The letter made direct reference as a more tangible example to the aforementioned F1 Grand Prix, held less than a week ago in Bahrain, and stated that twenty-one groups, including HRW, sent a letter to the president of the competition, Stefano Domenicalito “raise serious concerns over F1’s continued role in ‘sports laundering’ amid the deteriorating human rights situation” in the Persian Gulf kingdom.
Similarly, the statement stressed that the local authorities of Bahrain “impose restrictions on expression, association and assembly that violate the country’s international human rights obligations: elections are neither free nor fair, opposition voices are systematically excluded and repressed, and independent media have been effectively banned from the country.”
He also stressed that in Bahrain there are “at least 26 men sentenced to death who have already exhausted legal remedies and are at risk of execution.” “Almost half of those men have reported being tortured to obtain false confessionswhich were then used against him in court,” added HRW, citing a joint report published in 2021 by the NGOs BIRD and Reprieve.

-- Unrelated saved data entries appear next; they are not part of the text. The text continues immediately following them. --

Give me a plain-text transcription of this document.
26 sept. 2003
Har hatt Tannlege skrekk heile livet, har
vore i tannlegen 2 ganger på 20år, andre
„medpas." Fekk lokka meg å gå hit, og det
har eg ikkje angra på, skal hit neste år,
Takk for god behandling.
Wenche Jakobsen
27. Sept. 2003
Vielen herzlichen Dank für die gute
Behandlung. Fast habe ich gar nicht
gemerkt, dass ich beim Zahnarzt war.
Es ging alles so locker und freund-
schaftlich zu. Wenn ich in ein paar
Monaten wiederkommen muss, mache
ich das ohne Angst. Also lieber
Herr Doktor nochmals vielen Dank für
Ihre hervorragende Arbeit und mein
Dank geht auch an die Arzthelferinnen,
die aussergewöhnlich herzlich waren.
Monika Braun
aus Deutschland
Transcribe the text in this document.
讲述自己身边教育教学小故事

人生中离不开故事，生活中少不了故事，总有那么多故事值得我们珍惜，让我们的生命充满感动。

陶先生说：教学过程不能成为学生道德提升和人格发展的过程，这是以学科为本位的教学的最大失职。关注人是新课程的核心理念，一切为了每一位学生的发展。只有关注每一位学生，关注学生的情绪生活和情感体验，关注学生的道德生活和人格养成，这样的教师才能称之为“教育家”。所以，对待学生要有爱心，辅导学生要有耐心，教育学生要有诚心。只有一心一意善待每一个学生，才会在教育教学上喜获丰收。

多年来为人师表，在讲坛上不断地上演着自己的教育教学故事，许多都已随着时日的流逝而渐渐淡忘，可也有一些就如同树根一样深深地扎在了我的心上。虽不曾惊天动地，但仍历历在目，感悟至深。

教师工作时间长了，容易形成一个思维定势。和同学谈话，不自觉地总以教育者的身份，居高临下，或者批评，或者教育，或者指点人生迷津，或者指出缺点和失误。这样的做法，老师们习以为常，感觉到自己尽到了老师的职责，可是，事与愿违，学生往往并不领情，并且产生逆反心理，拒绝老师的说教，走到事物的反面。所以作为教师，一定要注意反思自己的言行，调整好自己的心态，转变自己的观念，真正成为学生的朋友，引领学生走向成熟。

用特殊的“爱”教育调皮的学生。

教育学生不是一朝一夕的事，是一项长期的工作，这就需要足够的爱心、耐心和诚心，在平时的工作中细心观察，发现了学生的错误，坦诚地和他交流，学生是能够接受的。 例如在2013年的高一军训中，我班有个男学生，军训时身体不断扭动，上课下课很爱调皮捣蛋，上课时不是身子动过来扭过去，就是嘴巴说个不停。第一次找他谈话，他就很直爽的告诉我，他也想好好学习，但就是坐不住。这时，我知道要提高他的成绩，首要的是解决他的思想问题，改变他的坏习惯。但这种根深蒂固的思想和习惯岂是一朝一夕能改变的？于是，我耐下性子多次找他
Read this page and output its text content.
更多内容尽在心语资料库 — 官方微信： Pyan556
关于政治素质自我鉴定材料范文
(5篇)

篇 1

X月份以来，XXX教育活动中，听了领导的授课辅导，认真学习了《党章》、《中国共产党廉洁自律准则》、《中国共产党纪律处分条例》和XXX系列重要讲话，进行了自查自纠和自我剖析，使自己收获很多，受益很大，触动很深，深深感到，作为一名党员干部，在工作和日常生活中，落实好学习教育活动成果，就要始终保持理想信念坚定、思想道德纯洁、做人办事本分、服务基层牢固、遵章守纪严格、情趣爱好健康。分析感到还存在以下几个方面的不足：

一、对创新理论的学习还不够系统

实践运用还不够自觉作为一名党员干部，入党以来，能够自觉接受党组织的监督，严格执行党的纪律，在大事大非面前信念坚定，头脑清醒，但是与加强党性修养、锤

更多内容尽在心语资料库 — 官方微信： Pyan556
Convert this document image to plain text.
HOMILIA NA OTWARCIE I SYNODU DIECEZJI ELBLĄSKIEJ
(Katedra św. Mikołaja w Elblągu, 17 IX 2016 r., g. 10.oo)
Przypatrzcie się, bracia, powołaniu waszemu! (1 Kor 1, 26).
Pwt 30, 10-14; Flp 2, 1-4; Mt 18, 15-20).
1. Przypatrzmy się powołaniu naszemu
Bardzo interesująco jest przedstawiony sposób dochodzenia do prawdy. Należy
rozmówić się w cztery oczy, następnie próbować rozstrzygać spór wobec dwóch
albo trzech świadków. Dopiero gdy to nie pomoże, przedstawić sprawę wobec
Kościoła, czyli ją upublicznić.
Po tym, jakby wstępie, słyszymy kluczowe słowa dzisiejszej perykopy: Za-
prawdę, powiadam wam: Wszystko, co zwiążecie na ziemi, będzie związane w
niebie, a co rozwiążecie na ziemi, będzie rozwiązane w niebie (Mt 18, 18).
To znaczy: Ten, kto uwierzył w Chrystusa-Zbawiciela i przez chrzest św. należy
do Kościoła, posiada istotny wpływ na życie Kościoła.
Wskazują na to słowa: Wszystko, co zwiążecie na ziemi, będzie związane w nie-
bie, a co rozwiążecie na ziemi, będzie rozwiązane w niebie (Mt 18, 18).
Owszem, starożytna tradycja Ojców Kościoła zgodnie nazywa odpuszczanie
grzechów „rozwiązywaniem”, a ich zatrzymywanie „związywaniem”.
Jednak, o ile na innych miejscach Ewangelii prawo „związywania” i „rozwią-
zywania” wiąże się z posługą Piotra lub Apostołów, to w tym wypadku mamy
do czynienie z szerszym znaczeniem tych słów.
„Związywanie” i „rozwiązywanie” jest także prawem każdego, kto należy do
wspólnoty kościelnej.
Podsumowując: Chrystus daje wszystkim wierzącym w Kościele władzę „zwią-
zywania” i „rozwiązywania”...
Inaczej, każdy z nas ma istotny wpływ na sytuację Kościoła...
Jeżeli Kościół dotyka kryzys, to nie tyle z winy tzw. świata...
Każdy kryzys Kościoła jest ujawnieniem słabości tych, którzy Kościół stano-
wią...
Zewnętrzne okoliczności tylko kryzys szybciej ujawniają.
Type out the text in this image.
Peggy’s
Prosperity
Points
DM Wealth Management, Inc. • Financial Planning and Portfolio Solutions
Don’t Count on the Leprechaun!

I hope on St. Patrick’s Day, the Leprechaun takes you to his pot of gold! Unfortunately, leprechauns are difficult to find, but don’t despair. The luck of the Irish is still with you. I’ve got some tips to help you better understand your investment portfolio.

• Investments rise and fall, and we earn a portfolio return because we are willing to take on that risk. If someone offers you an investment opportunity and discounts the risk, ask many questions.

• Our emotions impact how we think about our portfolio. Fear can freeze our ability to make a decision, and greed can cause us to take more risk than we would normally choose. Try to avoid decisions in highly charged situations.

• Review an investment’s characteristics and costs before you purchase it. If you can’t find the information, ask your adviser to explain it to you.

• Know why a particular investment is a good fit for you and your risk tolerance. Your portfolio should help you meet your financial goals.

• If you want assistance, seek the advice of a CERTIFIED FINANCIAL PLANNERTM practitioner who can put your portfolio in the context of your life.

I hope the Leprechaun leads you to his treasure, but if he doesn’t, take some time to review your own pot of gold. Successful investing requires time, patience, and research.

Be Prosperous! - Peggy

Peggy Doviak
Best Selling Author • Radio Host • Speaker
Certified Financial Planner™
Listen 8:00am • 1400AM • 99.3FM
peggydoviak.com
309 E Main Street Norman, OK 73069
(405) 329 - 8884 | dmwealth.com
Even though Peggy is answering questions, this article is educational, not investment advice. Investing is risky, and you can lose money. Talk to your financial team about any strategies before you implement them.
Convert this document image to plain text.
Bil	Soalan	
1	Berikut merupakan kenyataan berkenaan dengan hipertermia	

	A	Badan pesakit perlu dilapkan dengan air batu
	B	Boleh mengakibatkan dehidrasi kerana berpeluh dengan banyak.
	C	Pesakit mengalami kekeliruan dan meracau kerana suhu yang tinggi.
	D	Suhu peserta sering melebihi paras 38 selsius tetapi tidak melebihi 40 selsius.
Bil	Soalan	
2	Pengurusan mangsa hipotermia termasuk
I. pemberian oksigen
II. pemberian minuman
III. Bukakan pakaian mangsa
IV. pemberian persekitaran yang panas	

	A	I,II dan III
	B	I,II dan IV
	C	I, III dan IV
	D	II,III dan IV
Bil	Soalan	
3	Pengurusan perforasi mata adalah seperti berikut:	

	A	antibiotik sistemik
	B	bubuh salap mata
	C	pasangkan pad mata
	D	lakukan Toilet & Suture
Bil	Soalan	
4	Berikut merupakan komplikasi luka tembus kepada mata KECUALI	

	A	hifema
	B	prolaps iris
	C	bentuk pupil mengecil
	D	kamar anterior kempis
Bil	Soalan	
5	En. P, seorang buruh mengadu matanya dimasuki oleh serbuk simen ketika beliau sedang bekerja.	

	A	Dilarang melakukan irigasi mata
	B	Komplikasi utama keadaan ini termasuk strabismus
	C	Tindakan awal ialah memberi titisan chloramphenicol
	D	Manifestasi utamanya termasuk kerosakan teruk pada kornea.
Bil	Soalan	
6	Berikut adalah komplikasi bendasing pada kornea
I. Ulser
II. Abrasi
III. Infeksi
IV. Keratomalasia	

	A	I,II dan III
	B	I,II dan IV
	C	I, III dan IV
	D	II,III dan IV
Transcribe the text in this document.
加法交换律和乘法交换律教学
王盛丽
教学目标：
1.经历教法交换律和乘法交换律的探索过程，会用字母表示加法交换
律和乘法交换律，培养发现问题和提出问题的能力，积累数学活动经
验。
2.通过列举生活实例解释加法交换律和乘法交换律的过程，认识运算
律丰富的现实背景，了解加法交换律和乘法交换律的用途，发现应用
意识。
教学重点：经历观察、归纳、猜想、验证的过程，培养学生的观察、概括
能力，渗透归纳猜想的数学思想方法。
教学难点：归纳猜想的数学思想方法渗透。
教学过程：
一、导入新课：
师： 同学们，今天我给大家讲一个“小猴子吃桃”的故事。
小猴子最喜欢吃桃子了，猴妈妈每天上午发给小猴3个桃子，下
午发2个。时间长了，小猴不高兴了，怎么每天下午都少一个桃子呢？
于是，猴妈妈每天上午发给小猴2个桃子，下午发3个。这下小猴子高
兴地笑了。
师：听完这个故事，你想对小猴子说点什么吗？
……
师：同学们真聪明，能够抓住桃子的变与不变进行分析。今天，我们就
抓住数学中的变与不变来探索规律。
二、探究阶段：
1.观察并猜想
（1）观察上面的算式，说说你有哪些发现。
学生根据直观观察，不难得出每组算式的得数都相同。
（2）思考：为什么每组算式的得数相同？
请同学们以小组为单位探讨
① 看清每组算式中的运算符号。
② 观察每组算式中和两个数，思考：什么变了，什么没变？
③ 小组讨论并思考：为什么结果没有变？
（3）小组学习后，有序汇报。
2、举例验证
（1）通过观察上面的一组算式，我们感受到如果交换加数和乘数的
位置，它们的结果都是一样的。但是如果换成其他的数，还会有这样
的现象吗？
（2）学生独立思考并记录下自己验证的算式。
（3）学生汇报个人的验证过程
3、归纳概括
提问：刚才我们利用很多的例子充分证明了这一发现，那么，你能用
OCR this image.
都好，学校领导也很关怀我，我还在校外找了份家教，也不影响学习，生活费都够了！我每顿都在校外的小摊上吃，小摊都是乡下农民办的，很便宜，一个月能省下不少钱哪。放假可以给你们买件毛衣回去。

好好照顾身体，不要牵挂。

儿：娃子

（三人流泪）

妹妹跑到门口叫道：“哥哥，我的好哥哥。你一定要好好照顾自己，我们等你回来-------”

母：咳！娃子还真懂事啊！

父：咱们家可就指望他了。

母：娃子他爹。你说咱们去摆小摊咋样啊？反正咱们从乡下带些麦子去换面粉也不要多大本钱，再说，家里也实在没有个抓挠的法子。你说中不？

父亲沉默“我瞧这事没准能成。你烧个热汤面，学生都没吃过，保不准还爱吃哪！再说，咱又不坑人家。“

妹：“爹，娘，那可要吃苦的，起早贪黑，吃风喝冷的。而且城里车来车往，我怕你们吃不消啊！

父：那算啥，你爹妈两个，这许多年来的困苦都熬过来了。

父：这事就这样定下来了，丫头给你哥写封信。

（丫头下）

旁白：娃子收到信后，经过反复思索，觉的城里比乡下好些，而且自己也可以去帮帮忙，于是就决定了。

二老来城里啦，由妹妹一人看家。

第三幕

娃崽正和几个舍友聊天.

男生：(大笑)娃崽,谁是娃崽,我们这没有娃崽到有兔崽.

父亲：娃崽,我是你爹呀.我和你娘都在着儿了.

On the other hand, HRW denounced that the Bahraini authorities have revoked visas to enter the country that they had granted to two HRW members to attend a meeting of the Assembly of the Inter-Parliamentary Union (IPU), in which he has permanent observer status. “His unilateral revocation of HRW’s access to the IPU conference is a flagrant example of his escalating repression,” Hassan added.
In turn, he urged that “governments, influential organizations and prominent officials they should speak out against Bahrain’s abuses so as not to be complicit of their efforts to cover up their appalling rights record.” The IPU Assembly, which Bahrain will host from March 11-15, is being held under the slogan “For Democracy, For All” and “Promoting Peaceful Coexistence and Inclusive Societies: Fighting Intolerance”.
“These statements are in stark contrast to the long history of serious human rights abuses in Bahrain that HRW and other human rights organizations have documented,” he added to end the HRW statement.